Greek banks fell 11.8 per cent in Athens. Greek bank stocks have lost about 55 per cent since the previous government of Antonis Samaras began to unravel in December. The Athens Stock Exchange Index posted its biggest decline in four months, dropping six per cent. Battle lines were drawn on Thursday night at a working dinner of EU finance officials that set out the parameters of a likely showdown next week when their bosses meet in Luxembourg.

Greece was given less than 24 hours to come up with firm proposals to end the impasse, two officials present said.

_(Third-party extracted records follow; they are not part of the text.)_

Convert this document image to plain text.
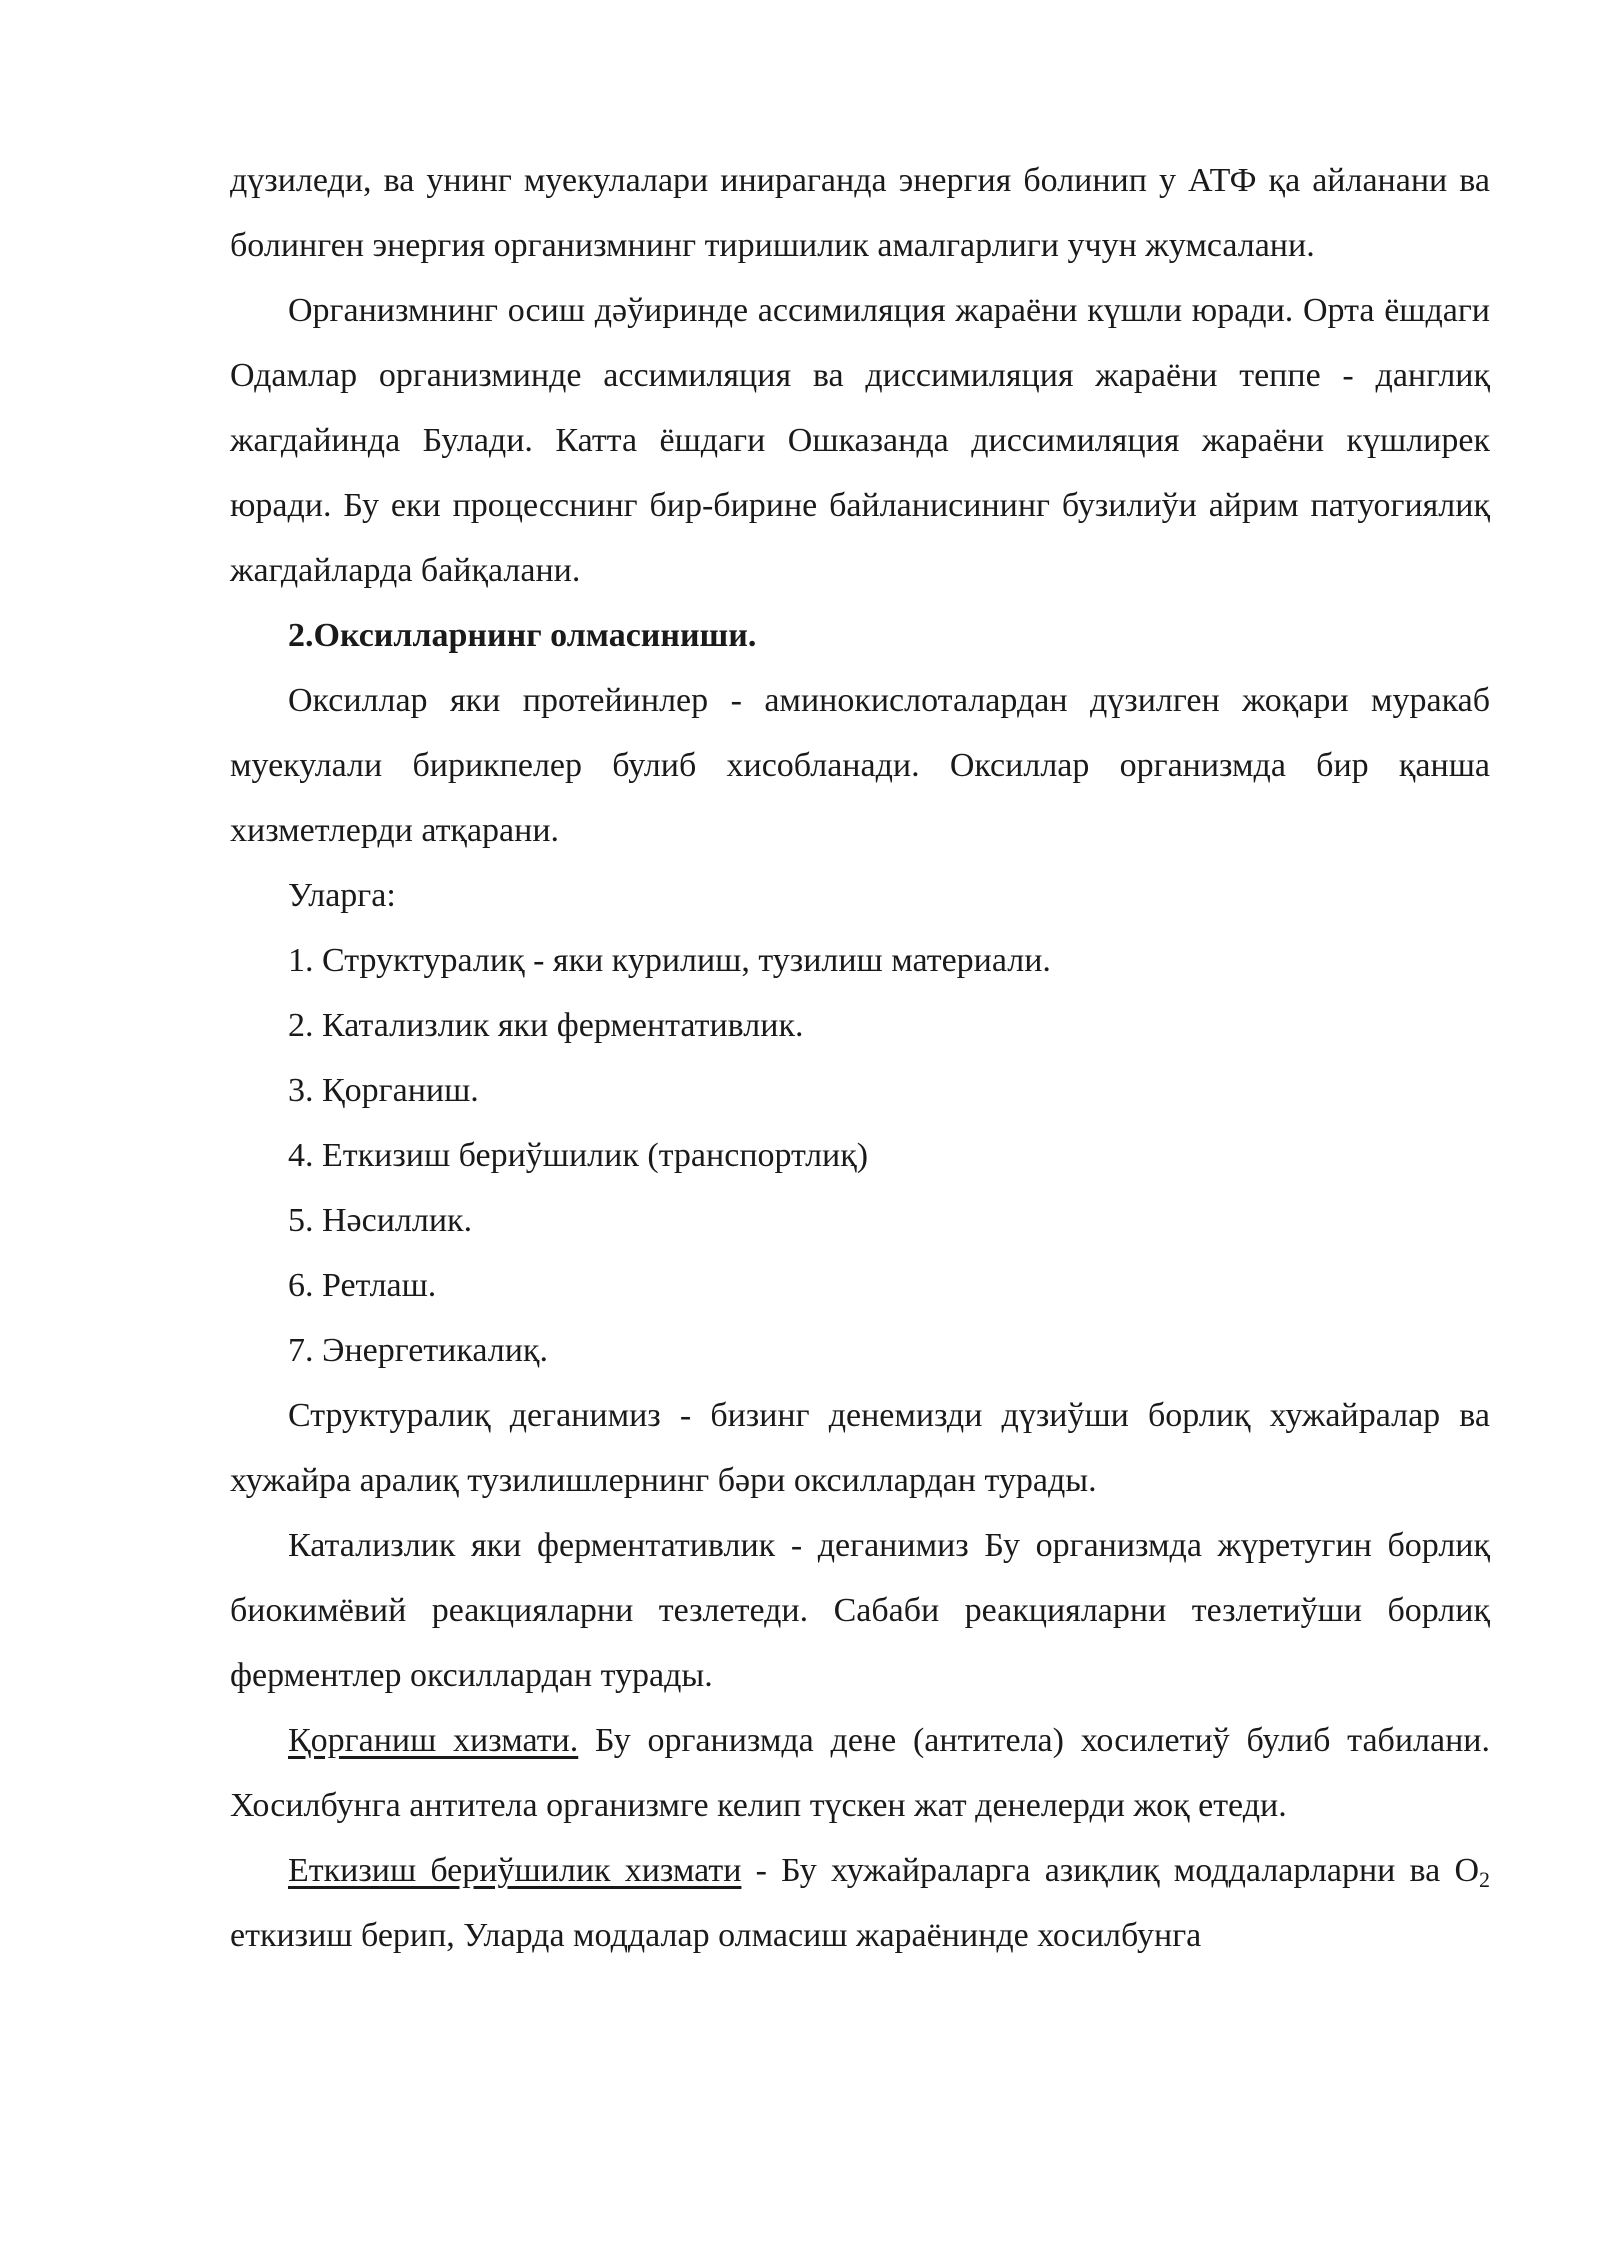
дүзиледи, ва унинг муекулалари инираганда энергия болинип у АТФ қа айланани ва болинген энергия организмнинг тиришилик амалгарлиги учун жумсалани.

Организмнинг осиш дәўиринде ассимиляция жараёни күшли юради. Орта ёшдаги Одамлар организминде ассимиляция ва диссимиляция жараёни теппе - данглиқ жагдайинда Булади. Катта ёшдаги Ошказанда диссимиляция жараёни күшлирек юради. Бу еки процесснинг бир-бирине байланисининг бузилиўи айрим патуогиялиқ жагдайларда байқалани.

2.Оксилларнинг олмасиниши.

Оксиллар яки протейинлер - аминокислоталардан дүзилген жоқари муракаб муекулали бирикпелер булиб хисобланади. Оксиллар организмда бир қанша хизметлерди атқарани.

Уларга:

1. Структуралиқ - яки курилиш, тузилиш материали.

2. Катализлик яки ферментативлик.

3. Қорганиш.

4. Еткизиш бериўшилик (транспортлиқ)

5. Нәсиллик.

6. Ретлаш.

7. Энергетикалиқ.

Структуралиқ деганимиз - бизинг денемизди дүзиўши борлиқ хужайралар ва хужайра аралиқ тузилишлернинг бәри оксиллардан турады.

Катализлик яки ферментативлик - деганимиз Бу организмда жүретугин борлиқ биокимёвий реакцияларни тезлетеди. Сабаби реакцияларни тезлетиўши борлиқ ферментлер оксиллардан турады.

Қорганиш хизмати. Бу организмда дене (антитела) хосилетиў булиб табилани. Хосилбунга антитела организмге келип түскен жат денелерди жоқ етеди.

Еткизиш бериўшилик хизмати - Бу хужайраларга азиқлиқ моддаларларни ва $О_2$ еткизиш берип, Уларда моддалар олмасиш жараёнинде хосилбунга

That would allow officials to review the plan over the weekend with a view to sealing a staff-level agreement by Tuesday, the officials said.

"If the Greek government isn't willing to take difficult measures, even if they're unpopular, then Greece will never be saved," Dutch Finance Minister Jeroen Dijsselbloem, who leads the euro-area finance chiefs' meetings, told reporters in The Hague on Friday. "We've repeatedly explained to the Greeks how little time there still is."

Finance ministers from the bloc meet in Luxembourg on June 18. Because some national parliaments need to ratify the agreement before funds can be disbursed, that's the last chance for Greece to secure aid before the bailout expires at the end of the month, Tusk said on Thursday.

With the Greek representative telling the group he had no authority to negotiate and he couldn't promise to meet that deadline, euro nations are also preparing to contain the fallout from a Greek default, the officials said.

"There is no more time for gambling," Tusk told reporters in Brussels on Thursday. "The day is coming, I am afraid, that someone says the game is over."

Greece is ready to speed up talks as its creditors have demanded and is aiming to reach an agreement in the next few days, government spokesman Gabriel Sakellaridis said in an email on Thursday as Finance Minister Yanis Varoufakis pushed back against Tusk's criticism.

"Contrary to stubborn rumours, we never gambled," Varoufakis said on Twitter.

Merkel is facing growing scepticism from her own party's lawmakers and the German public about giving more money to Greece. In a survey of 1,230 voters conducted this week for broadcaster ZDF, 70 per cent of respondents opposed making any further concessions to Greece and 51 per cent said they wanted see Greece leave the euro. In a similar poll at the start of the year, 55 per cent wanted Greece to stay.

"It's important for the Greek government to not just communicate what they don't want to do but to come up with alternative, credible proposals of what they want to do," Commission Vice-President Valdis Dombrovskis said in Madrid on Thursday.